The Bermuda courts have also been busy dealing with lawyers’ liability issues, although mainly in cases of relatively modest value.
In Bermuda Investment Advisory Services Ltd v Aurelia Research (Bermuda) Limited  SC (Bda) 48 Civ, the Supreme Court of Bermuda made a wasted costs order against a Bermuda lawyer personally, and against his firm, relating to the negligent conduct of litigation. The Court was troubled by the question whether both the lawyer personally, and his firm, should be liable for the wasted costs order, but concluded that both were directly liable, jointly and severally, given the wording of the relevant Bermuda rules (RSC Order 62).
In Swan v Woolridge  SC (Bda) 9 Civ, the Supreme Court of Bermuda gave judgment in favour of a former client against her lawyer, in circumstances where the lawyer had charged the client an excessive amount of default interest, at the rate of 60% per year (or up to 69% per year, if compounded). The Judge’s findings were critical of the lawyer, rejecting his evidence, and describing his communications with his client as “misleading”. The Judge ordered repayment by the lawyer of all sums that had been overcharged, with interest at the statutory rate of 7%.

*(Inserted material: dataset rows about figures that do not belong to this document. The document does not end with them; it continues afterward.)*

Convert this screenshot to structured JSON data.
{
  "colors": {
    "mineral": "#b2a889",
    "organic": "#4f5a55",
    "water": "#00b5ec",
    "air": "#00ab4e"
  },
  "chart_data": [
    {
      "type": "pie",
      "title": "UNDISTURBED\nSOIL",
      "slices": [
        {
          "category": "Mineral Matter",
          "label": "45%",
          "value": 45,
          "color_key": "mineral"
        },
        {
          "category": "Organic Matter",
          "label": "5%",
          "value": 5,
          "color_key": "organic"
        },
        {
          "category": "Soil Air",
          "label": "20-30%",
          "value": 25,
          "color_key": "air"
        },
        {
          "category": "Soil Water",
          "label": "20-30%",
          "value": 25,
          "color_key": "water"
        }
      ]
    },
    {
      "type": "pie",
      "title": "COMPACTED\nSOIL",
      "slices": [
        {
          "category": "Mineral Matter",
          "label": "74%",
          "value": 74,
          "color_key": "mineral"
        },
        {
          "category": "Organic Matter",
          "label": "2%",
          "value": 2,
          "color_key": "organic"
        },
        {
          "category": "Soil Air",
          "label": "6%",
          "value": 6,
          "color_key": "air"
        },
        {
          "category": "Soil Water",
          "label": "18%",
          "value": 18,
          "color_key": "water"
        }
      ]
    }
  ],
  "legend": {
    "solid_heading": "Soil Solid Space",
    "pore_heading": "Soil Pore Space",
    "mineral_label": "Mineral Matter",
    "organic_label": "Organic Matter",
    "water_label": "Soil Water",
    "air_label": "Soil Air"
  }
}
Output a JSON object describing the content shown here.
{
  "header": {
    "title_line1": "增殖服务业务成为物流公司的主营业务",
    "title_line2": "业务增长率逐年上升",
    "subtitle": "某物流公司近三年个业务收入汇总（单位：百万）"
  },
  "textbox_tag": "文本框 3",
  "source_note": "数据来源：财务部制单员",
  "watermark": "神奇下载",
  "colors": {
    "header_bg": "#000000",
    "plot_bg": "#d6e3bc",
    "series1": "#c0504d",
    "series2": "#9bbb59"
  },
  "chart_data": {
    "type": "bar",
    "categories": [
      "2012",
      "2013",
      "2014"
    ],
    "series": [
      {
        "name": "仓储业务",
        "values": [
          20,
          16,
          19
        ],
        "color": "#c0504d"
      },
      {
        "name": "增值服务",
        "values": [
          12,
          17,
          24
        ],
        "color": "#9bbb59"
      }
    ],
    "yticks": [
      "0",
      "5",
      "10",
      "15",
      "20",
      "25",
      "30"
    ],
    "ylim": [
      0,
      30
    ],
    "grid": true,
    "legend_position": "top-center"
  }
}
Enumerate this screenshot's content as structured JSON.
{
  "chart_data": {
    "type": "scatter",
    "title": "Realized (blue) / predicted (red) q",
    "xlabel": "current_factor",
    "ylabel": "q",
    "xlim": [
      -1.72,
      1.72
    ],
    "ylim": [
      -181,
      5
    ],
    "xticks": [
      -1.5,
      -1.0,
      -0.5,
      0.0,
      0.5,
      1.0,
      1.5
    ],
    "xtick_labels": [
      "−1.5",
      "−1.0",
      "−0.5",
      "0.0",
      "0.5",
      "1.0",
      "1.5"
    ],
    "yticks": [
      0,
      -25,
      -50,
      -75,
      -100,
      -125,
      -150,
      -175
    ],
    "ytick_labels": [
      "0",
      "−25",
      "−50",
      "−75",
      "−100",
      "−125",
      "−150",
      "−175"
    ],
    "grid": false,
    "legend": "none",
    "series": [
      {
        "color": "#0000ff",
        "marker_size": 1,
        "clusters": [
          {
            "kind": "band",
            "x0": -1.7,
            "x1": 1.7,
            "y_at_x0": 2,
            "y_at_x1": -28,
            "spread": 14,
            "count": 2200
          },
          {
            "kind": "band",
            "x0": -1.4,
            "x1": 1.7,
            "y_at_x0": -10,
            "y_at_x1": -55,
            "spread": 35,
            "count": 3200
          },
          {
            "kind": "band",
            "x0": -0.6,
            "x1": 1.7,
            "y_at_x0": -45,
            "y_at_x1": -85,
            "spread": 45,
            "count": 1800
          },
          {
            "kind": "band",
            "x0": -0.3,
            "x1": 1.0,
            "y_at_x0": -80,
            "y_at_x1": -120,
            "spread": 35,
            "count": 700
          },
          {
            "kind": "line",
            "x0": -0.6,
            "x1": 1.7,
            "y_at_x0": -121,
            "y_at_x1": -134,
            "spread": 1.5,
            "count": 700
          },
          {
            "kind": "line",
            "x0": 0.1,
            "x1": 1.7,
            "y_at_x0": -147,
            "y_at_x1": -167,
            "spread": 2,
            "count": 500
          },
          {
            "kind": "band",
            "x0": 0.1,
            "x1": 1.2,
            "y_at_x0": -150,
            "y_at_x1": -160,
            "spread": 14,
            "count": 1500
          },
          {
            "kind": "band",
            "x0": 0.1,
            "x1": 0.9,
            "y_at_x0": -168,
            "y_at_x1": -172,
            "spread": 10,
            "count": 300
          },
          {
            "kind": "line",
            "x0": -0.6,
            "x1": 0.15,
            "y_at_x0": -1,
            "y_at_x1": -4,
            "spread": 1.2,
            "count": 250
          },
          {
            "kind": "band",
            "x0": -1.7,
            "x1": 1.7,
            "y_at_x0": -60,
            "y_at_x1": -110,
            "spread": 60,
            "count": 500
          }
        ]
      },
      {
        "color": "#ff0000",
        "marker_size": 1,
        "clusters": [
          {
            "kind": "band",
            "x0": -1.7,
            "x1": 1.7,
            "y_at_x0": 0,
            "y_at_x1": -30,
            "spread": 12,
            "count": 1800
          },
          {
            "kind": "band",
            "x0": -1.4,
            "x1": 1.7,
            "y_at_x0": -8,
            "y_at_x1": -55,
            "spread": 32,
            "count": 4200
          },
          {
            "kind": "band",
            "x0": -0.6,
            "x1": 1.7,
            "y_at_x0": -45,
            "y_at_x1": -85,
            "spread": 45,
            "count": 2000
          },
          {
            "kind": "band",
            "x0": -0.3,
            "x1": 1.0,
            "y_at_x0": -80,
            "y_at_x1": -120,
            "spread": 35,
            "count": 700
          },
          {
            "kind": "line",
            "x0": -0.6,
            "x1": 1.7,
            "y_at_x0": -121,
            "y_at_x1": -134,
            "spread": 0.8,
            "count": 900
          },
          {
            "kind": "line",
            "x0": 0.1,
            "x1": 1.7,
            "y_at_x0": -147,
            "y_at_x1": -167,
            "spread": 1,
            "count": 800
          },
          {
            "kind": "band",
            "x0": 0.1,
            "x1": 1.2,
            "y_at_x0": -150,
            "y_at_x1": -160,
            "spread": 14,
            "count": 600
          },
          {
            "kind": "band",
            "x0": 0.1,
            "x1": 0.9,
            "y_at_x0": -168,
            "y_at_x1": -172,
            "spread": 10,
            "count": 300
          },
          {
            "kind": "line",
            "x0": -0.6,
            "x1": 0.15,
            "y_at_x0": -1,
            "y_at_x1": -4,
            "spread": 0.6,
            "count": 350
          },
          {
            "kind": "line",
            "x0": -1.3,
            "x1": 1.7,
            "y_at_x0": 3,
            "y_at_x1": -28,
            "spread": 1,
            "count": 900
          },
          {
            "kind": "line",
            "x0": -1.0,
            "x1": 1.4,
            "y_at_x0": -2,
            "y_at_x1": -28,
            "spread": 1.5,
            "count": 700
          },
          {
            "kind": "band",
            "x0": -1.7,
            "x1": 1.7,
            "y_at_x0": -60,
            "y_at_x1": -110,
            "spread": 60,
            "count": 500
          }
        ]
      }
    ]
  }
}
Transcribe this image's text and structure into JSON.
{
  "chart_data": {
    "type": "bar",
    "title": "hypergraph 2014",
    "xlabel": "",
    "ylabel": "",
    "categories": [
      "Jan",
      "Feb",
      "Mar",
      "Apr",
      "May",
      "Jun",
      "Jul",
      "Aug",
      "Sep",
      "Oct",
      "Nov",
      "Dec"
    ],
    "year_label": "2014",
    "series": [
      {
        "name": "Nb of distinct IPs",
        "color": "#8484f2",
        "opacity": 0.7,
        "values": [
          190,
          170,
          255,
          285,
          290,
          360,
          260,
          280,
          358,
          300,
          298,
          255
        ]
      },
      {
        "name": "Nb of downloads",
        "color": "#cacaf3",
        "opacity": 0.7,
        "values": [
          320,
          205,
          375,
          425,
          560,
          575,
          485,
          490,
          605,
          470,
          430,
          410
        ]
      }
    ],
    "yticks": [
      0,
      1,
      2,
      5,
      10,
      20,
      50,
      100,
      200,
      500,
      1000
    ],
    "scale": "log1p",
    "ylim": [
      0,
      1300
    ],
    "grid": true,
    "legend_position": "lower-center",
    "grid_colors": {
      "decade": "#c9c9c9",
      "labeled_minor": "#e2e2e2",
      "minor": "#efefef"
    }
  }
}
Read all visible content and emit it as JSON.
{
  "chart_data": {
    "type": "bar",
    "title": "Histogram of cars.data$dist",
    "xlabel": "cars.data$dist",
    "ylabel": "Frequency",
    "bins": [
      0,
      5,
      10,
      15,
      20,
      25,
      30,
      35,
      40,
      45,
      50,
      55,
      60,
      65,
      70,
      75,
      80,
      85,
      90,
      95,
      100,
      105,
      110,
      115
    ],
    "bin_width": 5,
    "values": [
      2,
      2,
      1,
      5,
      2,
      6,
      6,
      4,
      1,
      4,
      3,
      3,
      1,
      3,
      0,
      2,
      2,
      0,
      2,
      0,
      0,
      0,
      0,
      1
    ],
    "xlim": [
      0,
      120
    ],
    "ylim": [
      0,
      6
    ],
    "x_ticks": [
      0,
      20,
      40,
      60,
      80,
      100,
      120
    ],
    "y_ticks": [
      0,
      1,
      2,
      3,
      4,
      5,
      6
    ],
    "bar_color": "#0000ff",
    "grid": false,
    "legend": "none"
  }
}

Similarly, in Harshaw v Reid  SC (Bda) 18 Civ, the Supreme Court of Bermuda dismissed a lawyer’s claim for unpaid fees against a former client, in circumstances where the lawyer sought to charge his client 18% per annum default interest. The Judge’s findings were critical of the lawyer, rejecting his evidence and describing his billing practices as “very deceptive and no doubt confusing”. The Judge also held, in dismissing the lawyer’s claim, that the client “did not receive value for the money she has been charged”, in that the lawyer had “failed to adequately advise” or “carry out [the client’s] instructions”, and “generally protracted the matter to the detriment of the [client]”.
It remains to be seen how an offshore Court will react to a “bet the house” professional negligence claim being asserted against one of the major “offshore magic circle” claims, but it can only be a matter of time before such a claim emerges for consideration.